Claim(s) 1, 6-10, 15-19, and 24 is/are rejected under 35 U.S.C. 103 as being unpatentable over Unnikrishnan et al. (US 20240420205 A1, hereinafter "Unnikrishnan") in view of Rezaeian et al. (US 20250022595 A1, hereinafter "Rezaeian”).

Regarding claim 1, Unnikrishnan discloses:
A method comprising: 
generating a second prompt for input to the machine-learned language model or another machine-learned language model ([0028] “Further, in some embodiments, any input (e.g., text or images, customer data, etc.) can be utilized to guide the output textual prompt of the language model.”), the second prompt specifying at least the theme ([0029] “In some embodiments, with respect to the example shown in FIG. 8F, the language model can generate the textual prompt based on a selected style, recent purchases, moodboards, recent searches, the customer's locations, the customer style affinity score, etc. In this regard, customer data can be used to generate personalized textual prompts by the language model.”; prompts are also generated based on a “knowledge graph” which includes information about types/categories of products, see [0025] to [0026] for details) and a second request to generate a third prompt for input to an image generation model, the third prompt comprising a third request to generate one or more images of one or more items associated with the theme ([0030] “In this regard, an image (or images) of a set of products (or sets of products) are generated through a text-to-image diffusion model based on the textual prompt generated by the language model.”); 
providing the second prompt to the one or more model serving systems for execution by the machine-learned language model ([0028] “For example, with respect to the example of FIGS. 8B and 8C, the customer may begin by inputting text and/or image(s)… into the search query and the language model generates textual prompts… based on the input from the customer.”); 
receiving, from the one or more model serving systems, a second response generated by executing the machine-learned language model on the second prompt, the second response comprising the requested third prompt (fig. 7, output of the prompt generation LLM 704); 
providing the third prompt to the one or more model serving systems for execution by the image generation model (fig. 7, output of the prompt generation LLM 704 is eventually received by text-to-image diffusion model 710); 
receiving, from the one or more model serving systems, one or more images generated by executing the image generation model on the third prompt ([0030] “In this regard, an image (or images) of a set of products (or sets of products) are generated through a text-to-image diffusion model based on the textual prompt generated by the language model. For example, with respect to the example of FIG. 7, the text-to-image diffusion model generates three (3) images of different sets of products, where each set of products includes a number of products from the catalog of products, based on the textual prompt generated by a language model.”); and presenting a recommendation to the user, the recommendation including at least one of the generated images (fig. 7, final output 712).
Unnikrishnan is not relied upon to teach:
generating a first prompt for input to a machine-learned language model, the first prompt specifying at least contextual information of a user and a first request to generate a theme for item recommendations for the user; 
providing the first prompt to one or more model serving systems for execution by the machine-learned language model; 
receiving, from the one or more model serving systems, a first response generated by executing the machine-learned language model on the first prompt, the first response comprising at least the requested theme;
or that the theme specified in the first prompt is included in the first response.
Rezaeian teaches:
generating a first prompt for input to a machine-learned language model ([0024] “Prompt engine 134 receives a summary note, automatically generates a prompt...”), the first prompt specifying at least contextual information of a user and a first request to generate a theme for item recommendations for the user ([0023] “Each summary note may comprise one or more of the following types of information: potential diagnoses, one or more risk factors, and potential treatments, such as medicine, tests, and/or physical therapy.
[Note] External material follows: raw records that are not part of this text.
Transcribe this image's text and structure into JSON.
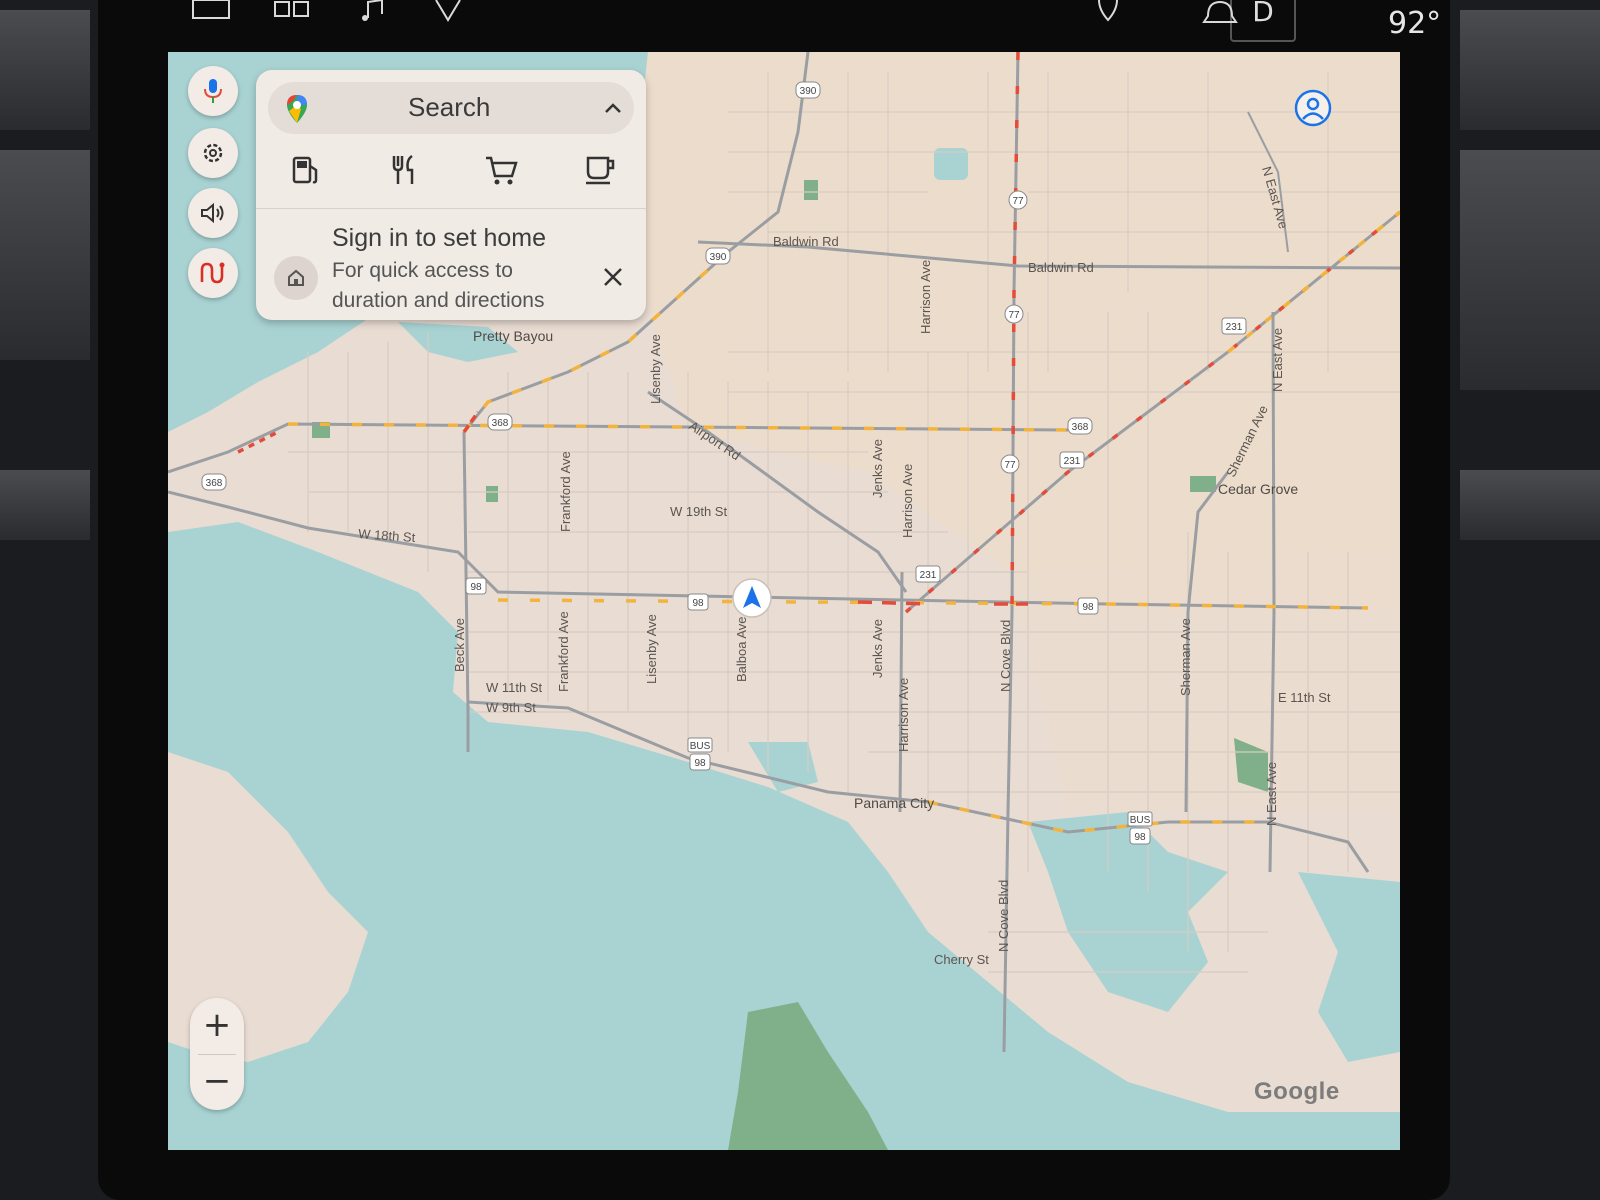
{
  "status_bar": {
    "temperature": "92°",
    "gear": "D",
    "icons": [
      "window-icon",
      "grid-icon",
      "music-icon",
      "navigation-icon",
      "location-icon",
      "bell-icon"
    ]
  },
  "search_card": {
    "search_label": "Search",
    "categories": [
      "gas-station-icon",
      "restaurant-icon",
      "shopping-cart-icon",
      "coffee-icon"
    ],
    "signin_title": "Sign in to set home",
    "signin_subtitle": "For quick access to duration and directions"
  },
  "side_buttons": [
    "microphone-icon",
    "settings-icon",
    "volume-icon",
    "route-icon"
  ],
  "zoom": {
    "in": "+",
    "out": "−"
  },
  "attribution": "Google",
  "map_labels": {
    "baldwin_rd_1": "Baldwin Rd",
    "baldwin_rd_2": "Baldwin Rd",
    "pretty_bayou": "Pretty Bayou",
    "airport_rd": "Airport Rd",
    "w19th": "W 19th St",
    "w18th": "W 18th St",
    "w11th": "W 11th St",
    "w9th": "W 9th St",
    "e11th": "E 11th St",
    "cherry_st": "Cherry St",
    "panama_city": "Panama City",
    "cedar_grove": "Cedar Grove",
    "beck_ave": "Beck Ave",
    "frankford_ave_1": "Frankford Ave",
    "frankford_ave_2": "Frankford Ave",
    "lisenby_ave_1": "Lisenby Ave",
    "lisenby_ave_2": "Lisenby Ave",
    "balboa_ave": "Balboa Ave",
    "jenks_ave_1": "Jenks Ave",
    "jenks_ave_2": "Jenks Ave",
    "harrison_ave_1": "Harrison Ave",
    "harrison_ave_2": "Harrison Ave",
    "harrison_ave_3": "Harrison Ave",
    "n_cove_blvd_1": "N Cove Blvd",
    "n_cove_blvd_2": "N Cove Blvd",
    "sherman_ave_1": "Sherman Ave",
    "sherman_ave_2": "Sherman Ave",
    "n_east_ave_1": "N East Ave",
    "n_east_ave_2": "N East Ave",
    "n_east_ave_3": "N East Ave"
  },
  "shields": {
    "s390a": "390",
    "s390b": "390",
    "s77a": "77",
    "s77b": "77",
    "s77c": "77",
    "s368a": "368",
    "s368b": "368",
    "s368c": "368",
    "s231a": "231",
    "s231b": "231",
    "s231c": "231",
    "s98a": "98",
    "s98b": "98",
    "s98c": "98",
    "s98d": "98",
    "s98e": "98",
    "bus1": "BUS",
    "bus2": "BUS"
  },
  "colors": {
    "land": "#e9dcd3",
    "water": "#a9d3d3",
    "park": "#7fb08a",
    "traffic_slow": "#f2b43c",
    "traffic_heavy": "#e34b3a",
    "nav_arrow": "#1a73e8"
  }
}
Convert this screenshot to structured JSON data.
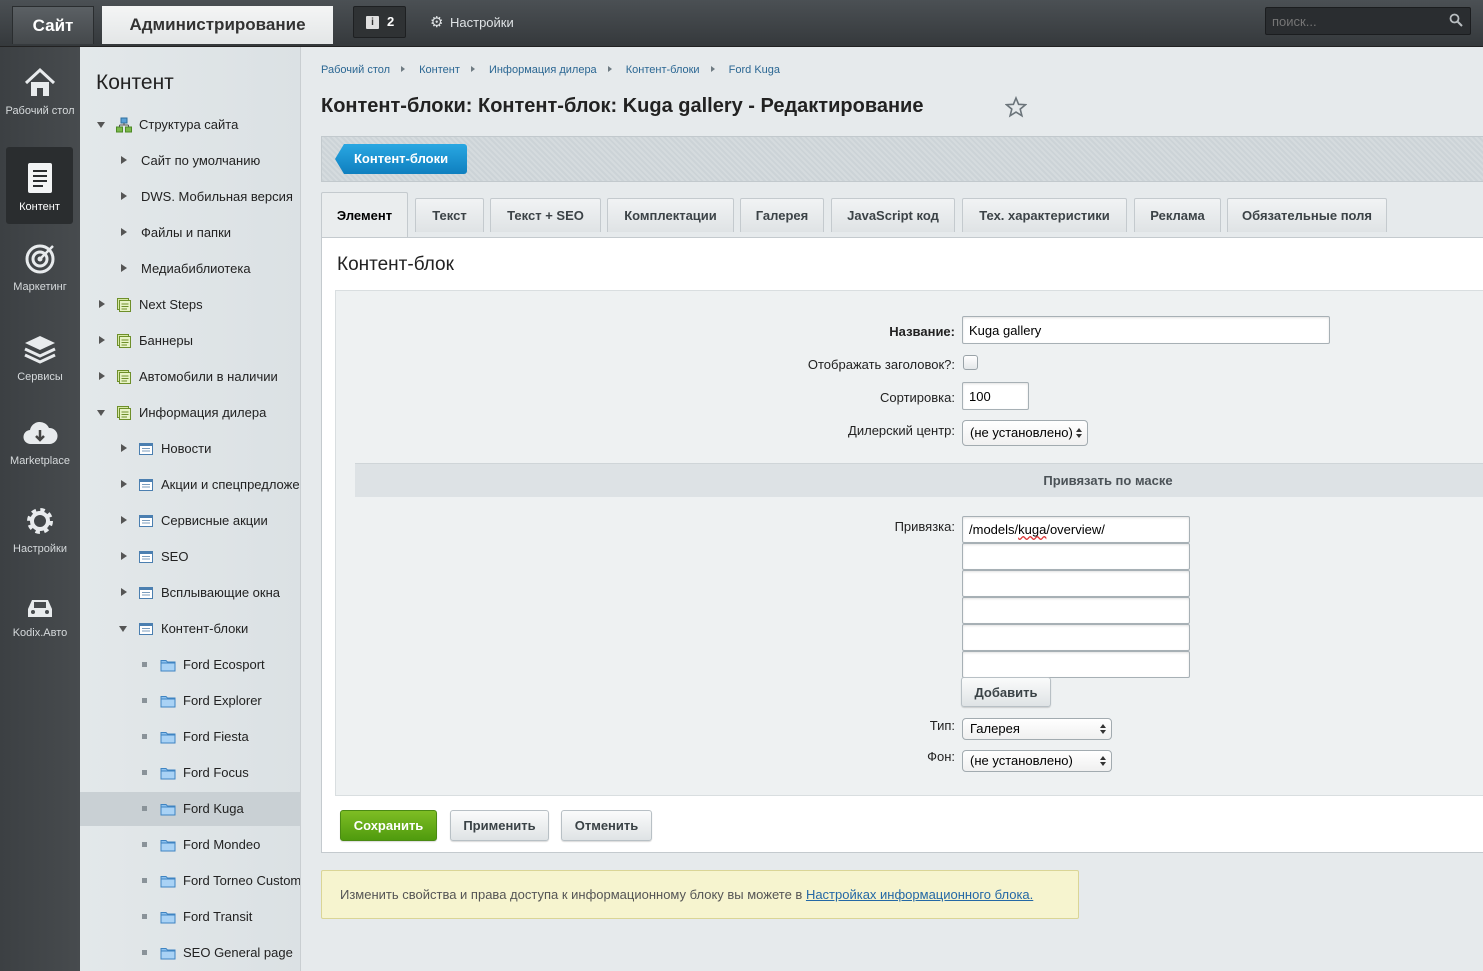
{
  "topbar": {
    "site_tab": "Сайт",
    "admin_tab": "Администрирование",
    "notifications_count": "2",
    "settings_label": "Настройки",
    "search_placeholder": "поиск..."
  },
  "leftnav": [
    {
      "label": "Рабочий стол",
      "icon": "home-icon"
    },
    {
      "label": "Контент",
      "icon": "document-icon",
      "active": true
    },
    {
      "label": "Маркетинг",
      "icon": "target-icon"
    },
    {
      "label": "Сервисы",
      "icon": "layers-icon"
    },
    {
      "label": "Marketplace",
      "icon": "cloud-download-icon"
    },
    {
      "label": "Настройки",
      "icon": "gear-icon"
    },
    {
      "label": "Kodix.Авто",
      "icon": "car-icon"
    }
  ],
  "tree": {
    "title": "Контент",
    "items": [
      {
        "label": "Структура сайта",
        "level": 0,
        "state": "expanded",
        "icon": "sitemap-icon"
      },
      {
        "label": "Сайт по умолчанию",
        "level": 1,
        "state": "collapsed"
      },
      {
        "label": "DWS. Мобильная версия",
        "level": 1,
        "state": "collapsed"
      },
      {
        "label": "Файлы и папки",
        "level": 1,
        "state": "collapsed"
      },
      {
        "label": "Медиабиблиотека",
        "level": 1,
        "state": "collapsed"
      },
      {
        "label": "Next Steps",
        "level": 0,
        "state": "collapsed",
        "icon": "iblock-type-icon"
      },
      {
        "label": "Баннеры",
        "level": 0,
        "state": "collapsed",
        "icon": "iblock-type-icon"
      },
      {
        "label": "Автомобили в наличии",
        "level": 0,
        "state": "collapsed",
        "icon": "iblock-type-icon"
      },
      {
        "label": "Информация дилера",
        "level": 0,
        "state": "expanded",
        "icon": "iblock-type-icon"
      },
      {
        "label": "Новости",
        "level": 1,
        "state": "collapsed",
        "icon": "iblock-icon"
      },
      {
        "label": "Акции и спецпредложения",
        "level": 1,
        "state": "collapsed",
        "icon": "iblock-icon"
      },
      {
        "label": "Сервисные акции",
        "level": 1,
        "state": "collapsed",
        "icon": "iblock-icon"
      },
      {
        "label": "SEO",
        "level": 1,
        "state": "collapsed",
        "icon": "iblock-icon"
      },
      {
        "label": "Всплывающие окна",
        "level": 1,
        "state": "collapsed",
        "icon": "iblock-icon"
      },
      {
        "label": "Контент-блоки",
        "level": 1,
        "state": "expanded",
        "icon": "iblock-icon"
      },
      {
        "label": "Ford Ecosport",
        "level": 2,
        "state": "leaf",
        "icon": "folder-icon"
      },
      {
        "label": "Ford Explorer",
        "level": 2,
        "state": "leaf",
        "icon": "folder-icon"
      },
      {
        "label": "Ford Fiesta",
        "level": 2,
        "state": "leaf",
        "icon": "folder-icon"
      },
      {
        "label": "Ford Focus",
        "level": 2,
        "state": "leaf",
        "icon": "folder-icon"
      },
      {
        "label": "Ford Kuga",
        "level": 2,
        "state": "leaf",
        "icon": "folder-icon",
        "selected": true
      },
      {
        "label": "Ford Mondeo",
        "level": 2,
        "state": "leaf",
        "icon": "folder-icon"
      },
      {
        "label": "Ford Torneo Custom",
        "level": 2,
        "state": "leaf",
        "icon": "folder-icon"
      },
      {
        "label": "Ford Transit",
        "level": 2,
        "state": "leaf",
        "icon": "folder-icon"
      },
      {
        "label": "SEO General page",
        "level": 2,
        "state": "leaf",
        "icon": "folder-icon"
      }
    ]
  },
  "breadcrumb": [
    "Рабочий стол",
    "Контент",
    "Информация дилера",
    "Контент-блоки",
    "Ford Kuga"
  ],
  "page_title": "Контент-блоки: Контент-блок: Kuga gallery - Редактирование",
  "context_button": "Контент-блоки",
  "tabs": [
    "Элемент",
    "Текст",
    "Текст + SEO",
    "Комплектации",
    "Галерея",
    "JavaScript код",
    "Тех. характеристики",
    "Реклама",
    "Обязательные поля"
  ],
  "active_tab": "Элемент",
  "panel_title": "Контент-блок",
  "form": {
    "name_label": "Название:",
    "name_value": "Kuga gallery",
    "show_title_label": "Отображать заголовок?:",
    "show_title_checked": false,
    "sort_label": "Сортировка:",
    "sort_value": "100",
    "dealer_label": "Дилерский центр:",
    "dealer_value": "(не установлено)",
    "mask_section": "Привязать по маске",
    "binding_label": "Привязка:",
    "binding_values": [
      "/models/kuga/overview/",
      "",
      "",
      "",
      "",
      ""
    ],
    "add_button": "Добавить",
    "type_label": "Тип:",
    "type_value": "Галерея",
    "bg_label": "Фон:",
    "bg_value": "(не установлено)"
  },
  "actions": {
    "save": "Сохранить",
    "apply": "Применить",
    "cancel": "Отменить"
  },
  "info": {
    "text": "Изменить свойства и права доступа к информационному блоку вы можете в ",
    "link": "Настройках информационного блока."
  },
  "colors": {
    "accent_blue": "#1a8fd2",
    "save_green": "#62ab18",
    "link": "#2468a5"
  }
}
Additionally, a summary note may include information about the patient's medical history and/or a general impression of the physician.”, where the summary note is included with the first prompt;
[0026] “In an embodiment, prompt engine 134 generates a prompt that is tailored to a particular medical field or medical department… Examples of medical fields or departments include one medical department handling ocular matters and another medical department handling cardiac matters. Identification of a particular medical field/department may be based on field data that is stored in a summary note.”); 
providing the first prompt to one or more model serving systems for execution by the machine-learned language model ([0024] “Prompt engine 134 receives a summary note, automatically generates a prompt, and sends the prompt and summary note to LLM 136.”); 
receiving, from the one or more model serving systems, a first response generated by executing the machine-learned language model on the first prompt ([0029] “LLM 136 receives a prompt and a summary note from prompt engine 134 and converts the unstructured text (e.g., a string of characters) of the summary note into a structured data format, such as a JSON file.”), the first response comprising at least the requested theme ([0031] “After training, given a prompt and a summary note, LLM 136 compares the summary note with all existing medical data upon which the model was trained and then converts, according to the prompt, the summary note into structured features, such as potential diagnoses features, risk factor features, and potential treatment features.”, where types of medical diagnoses/treatment may be considered a “theme”);
generating a second prompt for input to the machine-learned language model or another machine-learned language model ([0031] “Thus, the output of LLM 136 is in a structured data format and is sent to recommendation model 140.”, where the recommendation model outputs a list of relevant medical items for prescription to a patient as described in [0039]), the second prompt specifying at least the theme included in the first response (output sent to recommendation model includes the previously discussed medical data described in [0031]).
To summarize:
Rezaeian teaches generating a prompt using contextual user information (prompt 1) which is used as input for a machine learning algorithm (model 1) to generate another prompt indicating a category (prompt 2), then passing this prompt to another machine learning model (model 2) to generate a recommendation.
Unnikrishnan teaches using user input (prompt 2) as a prompt for a language model (model 2), which generates a prompt (prompt 3) for a diffusion model (model 3), which generates the final output image(s).
Unnikrishnan and Rezaeian are both analogous to the claimed invention because they are in the same field of generating item recommendations based on user data.  It would have been obvious to one of ordinary skill in the art before the effective filing date of the claimed invention to have modified the invention of Unnikrishnan with the teachings of Rezaeian to use a machine learning model to generate prompts specifying recommended items and item categories for which the invention of Unnikrishnan can generate images.  The motivation would have been to further automate the product image generation system of Unnikrishnan to automatically generate personalized visual advertisements; Rezaeian claims its invention will “reduce medical costs, reduce time to medical resolution, increase quality of life measures for patients”, which when translated to a general advertising context would result in cheaper, faster to produce, and more personally relevant ads. 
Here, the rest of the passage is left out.